PhasedUpdates
Rationale
TODO
When do we stop a phased update?
There are three conditions under which we want to consider stopping the phasing of an update:
- Updates that purport to fix an issue, which do not.
- New buckets since the previous version of a package.
- The rate of crashes increases.
Updates that do not actually fix an issue are worth notifying a developer about, but it is not worth stopping the phasing of an update over them.
New buckets since the previous version of a package
- We will create an AMQP pub/sub queue for modified bucket notifications.
- We will keep track of the systems that report into a bucket.
Every time a bucket is changed, we'll first check to see if this is new in this version of the package. If it is, we'll get the first X+1 columns in the BucketSystems column family for the key of the bucket. If we get exactly X+1 results back, an alert will be fired.
If the number of systems reporting any new bucket exceeds X, where X is initially set to 3, an alert will be fired.
The rate of crashes increases
This is a periodic check.

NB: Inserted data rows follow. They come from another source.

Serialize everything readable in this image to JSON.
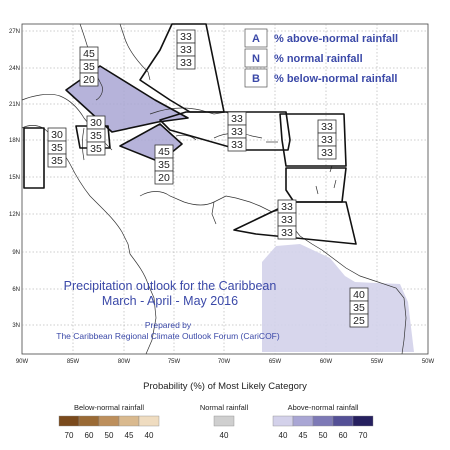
{
  "map": {
    "lat_labels": [
      "27N",
      "24N",
      "21N",
      "18N",
      "15N",
      "12N",
      "9N",
      "6N",
      "3N"
    ],
    "lon_labels": [
      "90W",
      "85W",
      "80W",
      "75W",
      "70W",
      "65W",
      "60W",
      "55W",
      "50W"
    ],
    "regions": [
      {
        "name": "gulf",
        "values": [
          "45",
          "35",
          "20"
        ]
      },
      {
        "name": "bahamas",
        "values": [
          "33",
          "33",
          "33"
        ]
      },
      {
        "name": "western-caribbean",
        "values": [
          "30",
          "35",
          "35"
        ]
      },
      {
        "name": "central-america",
        "values": [
          "30",
          "35",
          "35"
        ]
      },
      {
        "name": "jamaica-sea",
        "values": [
          "45",
          "35",
          "20"
        ]
      },
      {
        "name": "hispaniola-pr",
        "values": [
          "33",
          "33",
          "33"
        ]
      },
      {
        "name": "lesser-antilles-north",
        "values": [
          "33",
          "33",
          "33"
        ]
      },
      {
        "name": "windward-islands",
        "values": [
          "33",
          "33",
          "33"
        ]
      },
      {
        "name": "guianas",
        "values": [
          "40",
          "35",
          "25"
        ]
      }
    ],
    "category_key": {
      "rows": [
        {
          "letter": "A",
          "label": "% above-normal rainfall"
        },
        {
          "letter": "N",
          "label": "% normal rainfall"
        },
        {
          "letter": "B",
          "label": "% below-normal rainfall"
        }
      ]
    },
    "title_line1": "Precipitation outlook for the Caribbean",
    "title_line2": "March - April - May 2016",
    "prepared_by": "Prepared by",
    "forum": "The Caribbean Regional Climate Outlook Forum (CariCOF)"
  },
  "legend": {
    "title": "Probability (%) of Most Likely Category",
    "below": {
      "label": "Below-normal rainfall",
      "ticks": [
        "70",
        "60",
        "50",
        "45",
        "40"
      ],
      "colors": [
        "#7a4a1c",
        "#9a6a35",
        "#bd8f5c",
        "#d9b98e",
        "#efdcc0"
      ]
    },
    "normal": {
      "label": "Normal rainfall",
      "ticks": [
        "40"
      ],
      "colors": [
        "#cfcfcf"
      ]
    },
    "above": {
      "label": "Above-normal rainfall",
      "ticks": [
        "40",
        "45",
        "50",
        "60",
        "70"
      ],
      "colors": [
        "#d3d1ea",
        "#a9a6d4",
        "#7d79b6",
        "#545096",
        "#26205f"
      ]
    }
  }
}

At every interval, the system will check if the standard deviation of the number of crashes for each day in the past two weeks is less than the number of crashes seen today. If it is, an alert will be fired.
This algorithm may require tuning to account for the population size increasing dramatically around milestones and release day.
This will require a new counter-based column family where we increment a counter for the row of release:package and the column name of the YYYYMMDD date.